LINQ (Language Integrated Query) is .NET's functional streaming API. Like Java Streams and SynaFlow, it chains transformations over data — Select, Where, GroupBy, ToDictionary. The pattern is universal: MapReduce on typed streams.

Conceptual mapping

LINQ SynaFlow
source.Select(x => f(x)) EACH mode: consumer (T) → U over producer Iterator[T]
source.Where(x => pred(x)) EACH mode with conditional yield
source.ToList() Consumer list[T] triggers materialization
source.ToDictionary(...) Consumer dict[K,V] from Iterator[tuple[K,V]]
source.GroupBy(x => key) EACH mode → dict materializer (MapReduce shuffle)
source.Aggregate(seed, fn) ALL mode with accumulator
source.SelectMany(x => col) EACH mode yielding multiple items — implicitly flattened
Custom IEnumerable<T> pipeline Generator[T]Iterator[T] chain

Side-by-side example

var result = Enumerable.Range(0, 10)
    .Select(n => n * 2)
    .Where(n => n > 5)
    .ToList();
// result = [6, 8, 10, 12, 14, 16, 18]
from collections.abc import Generator, Iterator
from synaflow import pipeline, step, run

def producer(count: int) -> Generator[int, None, None]:
    yield from range(count)

def doubler(producer: int) -> int:       # EACH: Select
    return producer * 2

def big_enough(doubler: int) -> int:     # EACH: Where (with yield)
    if doubler > 5:
        yield doubler

def collector(big_enough: list[int]) -> None:  # ToList
    print(big_enough)

p = pipeline(
    name="linq_demo",
    params=type("P", (NamedTuple,), {"count": 10}),
    steps=[
        step("producer", fn=producer),
        step("doubler", fn=doubler),
        step("big_enough", fn=big_enough),
        step("collector", fn=collector),
    ],
)
run(p, p.params_type()(count=10))
# Output: [6, 8, 10, 12, 14, 16, 18]

Key differences

LINQ SynaFlow
Execution Deferred (lazy) by default Lazy by default
Auto wiring Explicit method chaining Type hints wire DAG automatically
Parallelism .AsParallel() / PLINQ Sync/async parity, custom runners
Persistence In-memory only Disk, S3, Redis, DB via materializers
Smart binding ✅ singular/plural/suffix resolution
Multi-consumer Single pipeline, single consumer Auto tee for multiple consumers in lockstep, with bounded max_in_flight when needed
Where it runs .NET CLR Single Python process (or export to Airflow/Prefect)

Deferred execution

Both LINQ and SynaFlow use lazy evaluation — nothing runs until you consume the result (.ToList() in LINQ, a terminal step or run() in SynaFlow). This is the foundation for memory efficiency and composability.

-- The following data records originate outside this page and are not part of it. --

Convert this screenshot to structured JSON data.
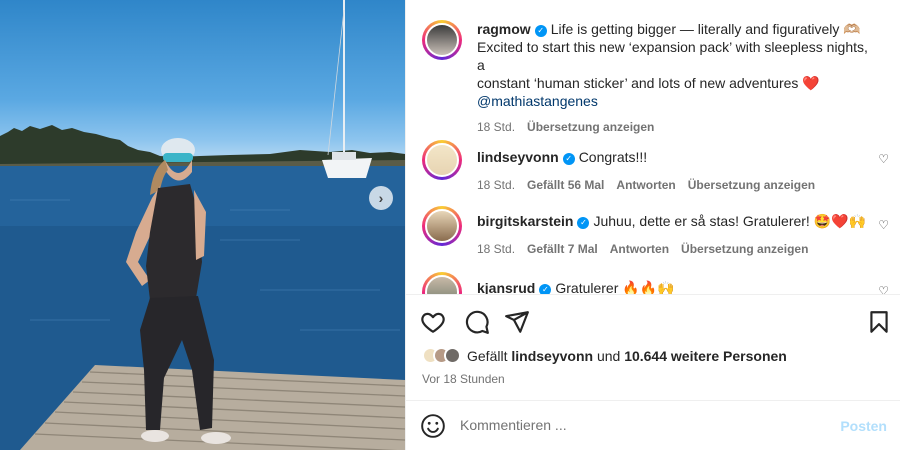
{
  "post": {
    "author": "ragmow",
    "caption_line1": "Life is getting bigger — literally and figuratively 🫶🏼",
    "caption_line2": "Excited to start this new ‘expansion pack’ with sleepless nights, a",
    "caption_line3": "constant ‘human sticker’ and lots of new adventures ❤️",
    "mention": "@mathiastangenes",
    "time": "18 Std.",
    "translate": "Übersetzung anzeigen"
  },
  "comments": [
    {
      "user": "lindseyvonn",
      "text": "Congrats!!!",
      "time": "18 Std.",
      "likes": "Gefällt 56 Mal",
      "reply": "Antworten",
      "translate": "Übersetzung anzeigen"
    },
    {
      "user": "birgitskarstein",
      "text": "Juhuu, dette er så stas! Gratulerer! 🤩❤️🙌",
      "time": "18 Std.",
      "likes": "Gefällt 7 Mal",
      "reply": "Antworten",
      "translate": "Übersetzung anzeigen"
    },
    {
      "user": "kjansrud",
      "text": "Gratulerer 🔥🔥🙌"
    }
  ],
  "likes": {
    "prefix": "Gefällt",
    "user": "lindseyvonn",
    "mid": "und",
    "count": "10.644 weitere Personen"
  },
  "ago": "Vor 18 Stunden",
  "composer": {
    "placeholder": "Kommentieren ...",
    "post_label": "Posten"
  },
  "icons": {
    "like": "heart-icon",
    "comment": "comment-icon",
    "share": "send-icon",
    "save": "bookmark-icon",
    "emoji": "emoji-icon",
    "next": "chevron-right-icon"
  },
  "colors": {
    "verified": "#0095f6",
    "link": "#00376b",
    "post_disabled": "#b2dffc"
  }
}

// LINQ: nothing executes yet
var query = numbers.Where(n => n > 5).Select(n => n * 2);
// Executes now
var result = query.ToList();
# SynaFlow: pipeline is defined, not executed
p = pipeline(...)
# Executes now
run(p, params)

Grouping & aggregation

var groups = items
    .GroupBy(i => i.Category)
    .ToDictionary(g => g.Key, g => g.Sum(i => i.Value));
def group_by_category(items: Iterator[Item]) -> dict[str, int]:
    result = {}
    for item in items:
        result[item.category] = result.get(item.category, 0) + item.value
    return result

In SynaFlow, GroupBy is just a step that accumulates in a local dict and returns it. No special grouping operator needed — plain Python is the query language.

When SynaFlow goes further

Persistence

LINQ streams are in-memory by design. SynaFlow's materializers let ToList() / ToDictionary() target disk, S3, Redis, or any backend without changing the consumer code. See Java Streams comparison for more on the protocol-over-concrete-type design.

Bounded streams (vs. standard LINQ / TPL)

Standard LINQ (IEnumerable) executes purely pull-based in lockstep on a single thread. It has no concept of a "bounded ahead" buffer between streaming steps.

In C#, when you need to let a producer task run ahead of a consumer task up to a specific limit (e.g. for I/O-bound operations), you typically transition to: * System.Threading.Channels (using a bounded channel Channel.CreateBounded<T>(N)). * TPL Dataflow blocks (using BoundedCapacity on blocks like TransformBlock).

SynaFlow embeds this capability directly into your DAG definition via max_in_flight=N on the step without requiring you to write channel or queue plumbing.